Cost of resolving referencing
Weaviate is a database with a graph-like data model, not a pure graph database. Graph databases are built in a fashion where following links and references are very cheap, where querying links is cheaper than querying multiple items. Weaviate, on the other hand, is a vector database. This means that one of the cheapest operations you can do with Weaviate is listing data. In a traditional graph database that is quite expensive. Weaviate does however have graph functionalities on top of the vector-search focus. So although its primary focus is on searching through data objects with the inverted index and/or vector index, we offer graph references between data objects. Searching, following and retrieving graph references between data objects is therefore less optimized than pure search. This means that using the graph-like features like resolving object references need more query time than pure data object search as described above.
Important to know is that the more connections between data objects and the deeper you try to query in a single query, the more costly the query operation gets. The best you can deal with these kind of queries is to not do wide and deep searches at the same time. If you have to resolve a lot of nested references, try to set a low limit (a low number of data objects to be returned). A second tip is to not try to resolve all the references. This could perhaps be split into separate queries, depending on your query.
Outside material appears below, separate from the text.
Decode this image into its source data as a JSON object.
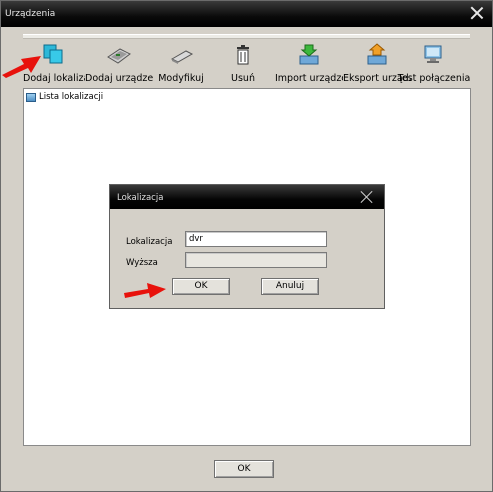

In practice, this could mean that you do a first search to retrieve the top 100 data objects of your query, and only get the deeper references of the top 5 results you're actually interested in.
Cost of filtering by reference
If you have a nested reference filter, Weaviate starts by resolving the deepest reference and from there go upwards to the inner layers resolving other references. It thus finds the beacons of the deepest references first. This allows to use inverted index lookups for the other layers, which makes matching of results relatively cheap. However, queries that have nested references in the filter are still relatively costly because multiple search queries (for each nested layer) are performed and the results need to be combined into one result. The cost increases when a lot of results are returned on an inner layer, which needs to be searched through by the one layer deeper, and so on. Thus, this cost could in theory go up exponentially.
A tip is to avoid deeply nested filters in the queries. Additionally, try to make your queries as restrictive as possible, because a ten-level deep query would for example not be so expensive if all levels return only a single ID. In that case only ten one ID searches need to be performed, which is a lot of searches in one query, but each search is very cheap.